En contraste con ciudades tan apacibles como mi pequeño Montevideo natal, el movimiento constante en sus calles, da la sensación de que la gran ciudad gira a una velocidad que supera a la del mismo globo en que nos sostenemos.

Así de prisa y así de bella aún, fascina con su altura y rascacielos, sus ríos y el contraste del sosiego de un parque que aparece como un portal a la tranquilidad, altar a la belleza natural y desahogo para aquellos que quieren escapar, aunque más no sea por un instante, de aquel mundo que vive su vida con tanto apremio.





A orillas del Pacífico

Encanto natural y arquitectónico, bañada a orillas del Pacífico se levanta Ciudad de Lima. Con su magia y la calidez de sus habitantes logra fascinar desde el comienzo.
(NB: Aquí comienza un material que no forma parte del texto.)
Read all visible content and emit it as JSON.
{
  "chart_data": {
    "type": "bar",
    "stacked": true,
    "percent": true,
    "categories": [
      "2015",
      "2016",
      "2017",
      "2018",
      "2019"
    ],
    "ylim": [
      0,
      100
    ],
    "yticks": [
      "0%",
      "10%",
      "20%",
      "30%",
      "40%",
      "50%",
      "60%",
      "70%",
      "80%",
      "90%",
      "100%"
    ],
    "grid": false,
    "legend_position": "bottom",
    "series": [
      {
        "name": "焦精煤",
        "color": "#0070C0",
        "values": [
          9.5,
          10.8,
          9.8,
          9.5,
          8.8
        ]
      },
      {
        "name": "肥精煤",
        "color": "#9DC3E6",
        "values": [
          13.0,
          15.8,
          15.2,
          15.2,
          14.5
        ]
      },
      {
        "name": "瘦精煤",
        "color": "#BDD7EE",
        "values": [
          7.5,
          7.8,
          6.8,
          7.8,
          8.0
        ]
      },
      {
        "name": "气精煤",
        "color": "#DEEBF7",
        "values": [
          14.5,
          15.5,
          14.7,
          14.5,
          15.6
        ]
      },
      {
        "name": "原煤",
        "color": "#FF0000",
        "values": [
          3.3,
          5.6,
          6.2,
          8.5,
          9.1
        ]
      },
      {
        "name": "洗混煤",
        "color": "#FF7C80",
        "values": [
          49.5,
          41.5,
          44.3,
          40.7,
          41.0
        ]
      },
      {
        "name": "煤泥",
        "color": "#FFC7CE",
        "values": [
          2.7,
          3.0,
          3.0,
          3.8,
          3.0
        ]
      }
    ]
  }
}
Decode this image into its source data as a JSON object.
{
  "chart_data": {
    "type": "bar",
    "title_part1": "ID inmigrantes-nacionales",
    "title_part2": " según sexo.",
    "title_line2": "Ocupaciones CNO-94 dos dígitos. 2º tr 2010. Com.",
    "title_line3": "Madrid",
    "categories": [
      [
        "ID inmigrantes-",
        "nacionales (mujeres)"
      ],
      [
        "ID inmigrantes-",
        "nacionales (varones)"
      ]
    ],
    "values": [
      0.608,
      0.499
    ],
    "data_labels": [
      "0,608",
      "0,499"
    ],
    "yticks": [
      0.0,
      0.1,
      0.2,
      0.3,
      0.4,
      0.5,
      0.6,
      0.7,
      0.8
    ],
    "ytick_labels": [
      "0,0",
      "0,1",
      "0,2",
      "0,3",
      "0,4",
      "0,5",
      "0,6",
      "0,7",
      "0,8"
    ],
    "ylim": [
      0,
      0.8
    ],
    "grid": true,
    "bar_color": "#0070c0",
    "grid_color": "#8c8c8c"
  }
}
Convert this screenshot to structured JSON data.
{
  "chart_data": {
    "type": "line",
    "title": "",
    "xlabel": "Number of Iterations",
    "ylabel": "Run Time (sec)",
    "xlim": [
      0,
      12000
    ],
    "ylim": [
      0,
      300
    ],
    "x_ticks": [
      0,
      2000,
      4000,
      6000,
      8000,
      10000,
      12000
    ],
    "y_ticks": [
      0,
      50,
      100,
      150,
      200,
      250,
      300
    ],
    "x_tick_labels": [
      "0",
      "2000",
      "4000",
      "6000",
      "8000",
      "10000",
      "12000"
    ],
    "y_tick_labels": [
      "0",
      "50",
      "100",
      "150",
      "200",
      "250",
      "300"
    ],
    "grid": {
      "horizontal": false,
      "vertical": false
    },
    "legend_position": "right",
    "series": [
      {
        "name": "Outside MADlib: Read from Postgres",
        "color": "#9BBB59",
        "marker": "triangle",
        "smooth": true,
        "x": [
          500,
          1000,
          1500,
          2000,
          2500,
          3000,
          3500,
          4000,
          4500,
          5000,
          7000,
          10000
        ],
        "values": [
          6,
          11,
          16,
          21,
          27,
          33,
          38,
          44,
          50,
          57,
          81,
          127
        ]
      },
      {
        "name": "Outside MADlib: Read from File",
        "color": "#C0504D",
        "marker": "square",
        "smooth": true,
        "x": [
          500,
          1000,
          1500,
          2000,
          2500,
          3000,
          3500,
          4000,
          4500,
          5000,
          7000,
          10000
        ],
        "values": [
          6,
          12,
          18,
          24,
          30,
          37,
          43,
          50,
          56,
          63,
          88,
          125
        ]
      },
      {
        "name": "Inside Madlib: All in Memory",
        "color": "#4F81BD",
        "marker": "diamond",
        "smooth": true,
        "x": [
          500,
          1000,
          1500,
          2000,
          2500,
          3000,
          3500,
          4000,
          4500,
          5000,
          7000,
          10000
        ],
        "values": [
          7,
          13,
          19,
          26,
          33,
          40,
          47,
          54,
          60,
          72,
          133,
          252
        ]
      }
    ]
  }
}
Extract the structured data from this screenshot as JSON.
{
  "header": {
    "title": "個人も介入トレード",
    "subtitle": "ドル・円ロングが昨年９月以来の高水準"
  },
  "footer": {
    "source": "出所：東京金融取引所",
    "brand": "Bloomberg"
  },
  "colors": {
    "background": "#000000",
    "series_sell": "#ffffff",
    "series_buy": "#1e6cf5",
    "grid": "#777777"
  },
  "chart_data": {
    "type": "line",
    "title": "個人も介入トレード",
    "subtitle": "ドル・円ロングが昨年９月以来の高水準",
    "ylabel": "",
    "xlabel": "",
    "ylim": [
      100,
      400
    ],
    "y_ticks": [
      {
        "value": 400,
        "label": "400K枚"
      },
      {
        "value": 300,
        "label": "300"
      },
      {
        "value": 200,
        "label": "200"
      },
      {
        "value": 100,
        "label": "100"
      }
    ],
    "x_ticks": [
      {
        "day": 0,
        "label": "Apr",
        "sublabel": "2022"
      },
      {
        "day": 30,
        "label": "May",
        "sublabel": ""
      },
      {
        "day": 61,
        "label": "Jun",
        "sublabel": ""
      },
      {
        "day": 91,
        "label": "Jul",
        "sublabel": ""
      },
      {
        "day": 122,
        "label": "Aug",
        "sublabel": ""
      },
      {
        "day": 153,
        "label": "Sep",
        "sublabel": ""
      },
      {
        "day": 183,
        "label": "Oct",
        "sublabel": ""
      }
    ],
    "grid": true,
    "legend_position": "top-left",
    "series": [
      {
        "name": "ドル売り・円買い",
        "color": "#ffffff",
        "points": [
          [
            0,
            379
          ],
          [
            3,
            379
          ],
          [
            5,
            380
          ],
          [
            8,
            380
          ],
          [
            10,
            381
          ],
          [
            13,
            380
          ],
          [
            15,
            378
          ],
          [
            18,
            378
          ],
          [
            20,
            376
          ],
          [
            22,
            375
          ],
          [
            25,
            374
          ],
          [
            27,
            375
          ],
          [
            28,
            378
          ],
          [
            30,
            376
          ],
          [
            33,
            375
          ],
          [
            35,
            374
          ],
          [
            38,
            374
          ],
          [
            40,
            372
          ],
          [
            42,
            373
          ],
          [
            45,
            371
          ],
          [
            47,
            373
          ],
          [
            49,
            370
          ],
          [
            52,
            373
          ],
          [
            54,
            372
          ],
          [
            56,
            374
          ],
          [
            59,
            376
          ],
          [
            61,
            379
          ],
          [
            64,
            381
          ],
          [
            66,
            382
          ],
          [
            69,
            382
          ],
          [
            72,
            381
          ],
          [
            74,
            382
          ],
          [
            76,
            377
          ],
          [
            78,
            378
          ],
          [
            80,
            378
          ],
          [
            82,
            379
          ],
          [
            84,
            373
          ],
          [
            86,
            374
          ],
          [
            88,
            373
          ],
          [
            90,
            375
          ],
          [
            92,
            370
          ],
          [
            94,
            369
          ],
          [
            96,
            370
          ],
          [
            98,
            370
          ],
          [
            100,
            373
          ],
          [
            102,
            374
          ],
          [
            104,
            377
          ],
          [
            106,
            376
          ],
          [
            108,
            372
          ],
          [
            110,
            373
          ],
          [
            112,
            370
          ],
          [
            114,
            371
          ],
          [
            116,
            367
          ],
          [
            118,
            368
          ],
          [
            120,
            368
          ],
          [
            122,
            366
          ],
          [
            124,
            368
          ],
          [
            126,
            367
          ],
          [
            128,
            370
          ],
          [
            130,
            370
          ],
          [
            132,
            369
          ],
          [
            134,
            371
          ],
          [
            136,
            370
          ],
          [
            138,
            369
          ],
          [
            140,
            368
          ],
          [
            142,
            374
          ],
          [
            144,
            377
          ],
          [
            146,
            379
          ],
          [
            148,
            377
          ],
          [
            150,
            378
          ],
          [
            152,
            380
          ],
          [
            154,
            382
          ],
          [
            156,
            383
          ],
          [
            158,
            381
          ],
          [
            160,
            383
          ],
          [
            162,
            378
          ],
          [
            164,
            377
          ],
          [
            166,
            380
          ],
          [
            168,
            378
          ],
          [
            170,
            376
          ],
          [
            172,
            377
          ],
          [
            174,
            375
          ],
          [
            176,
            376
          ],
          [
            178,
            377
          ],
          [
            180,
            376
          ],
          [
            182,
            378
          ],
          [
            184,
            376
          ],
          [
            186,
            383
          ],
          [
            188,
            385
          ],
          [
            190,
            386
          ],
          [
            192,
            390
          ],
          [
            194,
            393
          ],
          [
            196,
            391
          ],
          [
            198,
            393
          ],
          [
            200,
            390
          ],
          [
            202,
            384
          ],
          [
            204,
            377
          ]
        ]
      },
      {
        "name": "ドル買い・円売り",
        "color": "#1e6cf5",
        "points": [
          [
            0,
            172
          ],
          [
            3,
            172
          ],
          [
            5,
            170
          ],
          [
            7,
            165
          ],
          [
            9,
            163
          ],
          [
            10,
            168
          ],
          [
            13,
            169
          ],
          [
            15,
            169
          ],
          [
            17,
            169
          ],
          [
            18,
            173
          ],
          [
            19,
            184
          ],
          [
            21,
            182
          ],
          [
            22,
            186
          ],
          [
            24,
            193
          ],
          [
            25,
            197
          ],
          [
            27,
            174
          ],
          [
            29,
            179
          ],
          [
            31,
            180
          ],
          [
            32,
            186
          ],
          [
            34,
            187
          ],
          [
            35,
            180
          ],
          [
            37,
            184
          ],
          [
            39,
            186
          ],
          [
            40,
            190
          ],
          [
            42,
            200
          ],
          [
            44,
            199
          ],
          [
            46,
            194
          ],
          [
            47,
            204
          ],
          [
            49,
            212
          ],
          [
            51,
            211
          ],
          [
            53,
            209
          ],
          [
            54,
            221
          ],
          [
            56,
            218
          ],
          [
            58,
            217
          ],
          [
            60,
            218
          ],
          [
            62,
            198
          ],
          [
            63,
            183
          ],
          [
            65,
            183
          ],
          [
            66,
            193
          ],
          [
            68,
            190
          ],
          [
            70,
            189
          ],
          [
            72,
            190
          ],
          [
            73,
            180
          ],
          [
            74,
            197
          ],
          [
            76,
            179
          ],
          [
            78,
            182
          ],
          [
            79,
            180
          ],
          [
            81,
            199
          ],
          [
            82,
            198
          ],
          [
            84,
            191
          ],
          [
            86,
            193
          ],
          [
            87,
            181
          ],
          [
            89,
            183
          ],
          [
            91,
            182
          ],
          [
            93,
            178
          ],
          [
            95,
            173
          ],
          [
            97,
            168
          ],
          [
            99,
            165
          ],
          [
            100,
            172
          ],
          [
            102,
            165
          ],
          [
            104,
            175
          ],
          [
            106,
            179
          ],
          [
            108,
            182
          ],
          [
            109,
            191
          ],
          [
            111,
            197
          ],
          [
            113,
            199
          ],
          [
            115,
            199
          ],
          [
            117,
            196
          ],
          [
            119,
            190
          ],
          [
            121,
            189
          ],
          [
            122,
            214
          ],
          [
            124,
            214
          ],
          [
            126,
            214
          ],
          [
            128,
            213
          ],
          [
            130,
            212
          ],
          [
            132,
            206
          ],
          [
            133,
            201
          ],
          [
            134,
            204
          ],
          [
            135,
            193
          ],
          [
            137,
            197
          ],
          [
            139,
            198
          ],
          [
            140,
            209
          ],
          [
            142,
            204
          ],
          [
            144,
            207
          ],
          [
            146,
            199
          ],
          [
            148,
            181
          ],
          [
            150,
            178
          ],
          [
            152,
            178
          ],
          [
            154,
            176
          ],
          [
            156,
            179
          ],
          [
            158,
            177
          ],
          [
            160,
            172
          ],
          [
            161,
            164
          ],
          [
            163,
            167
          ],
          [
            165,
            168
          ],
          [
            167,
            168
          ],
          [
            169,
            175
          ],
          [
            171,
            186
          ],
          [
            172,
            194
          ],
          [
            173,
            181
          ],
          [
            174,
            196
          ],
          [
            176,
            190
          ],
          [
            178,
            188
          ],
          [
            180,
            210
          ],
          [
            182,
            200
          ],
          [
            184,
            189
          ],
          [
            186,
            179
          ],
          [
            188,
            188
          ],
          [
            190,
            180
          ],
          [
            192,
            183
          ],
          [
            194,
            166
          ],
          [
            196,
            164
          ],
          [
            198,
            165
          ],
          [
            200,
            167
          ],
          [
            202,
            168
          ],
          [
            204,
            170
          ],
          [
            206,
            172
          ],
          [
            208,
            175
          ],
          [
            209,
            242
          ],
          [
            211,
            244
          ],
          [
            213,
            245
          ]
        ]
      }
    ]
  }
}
Su arquitectura milenaria, sus calles llenas de historia y una gastronomía tan variada como su gente, invita a recorrer cada rincón y descubrir cada uno de sus misterios.

Desde los paisajes más humildes a los barrios más adornados, se recoge la sonrisa amable de quienes hacen su vida en aquella populosa ciudad como de aquellos curiosos que caen bajo el hechizo de una ciudad tan alegre como vivaz.

Su clima subtropical, fresco, desértico y húmedo a la vez, permite el disfrute total de cada paseo. Ideal para quienes acostumbrados a las inclemencias del tiempo encontramos que todos los días son el día perfecto para conocer un nuevo escenario, y más aún para quienes buscamos capturar aquella imagen que logre encerrar todo el encanto de aquella magnífica ciudad.

Al recorrer sus calles no es extraño encontrar la simpatía del locatario deseoso de dar a conocer su singular cultura. Dejarse llevar por aquella amable sencillez y grandeza de espíritu lleva siempre a descubrir lugares, gente y paisajes que de otra forma permanecerían escondidas al apresurado ojo del turista inexperto.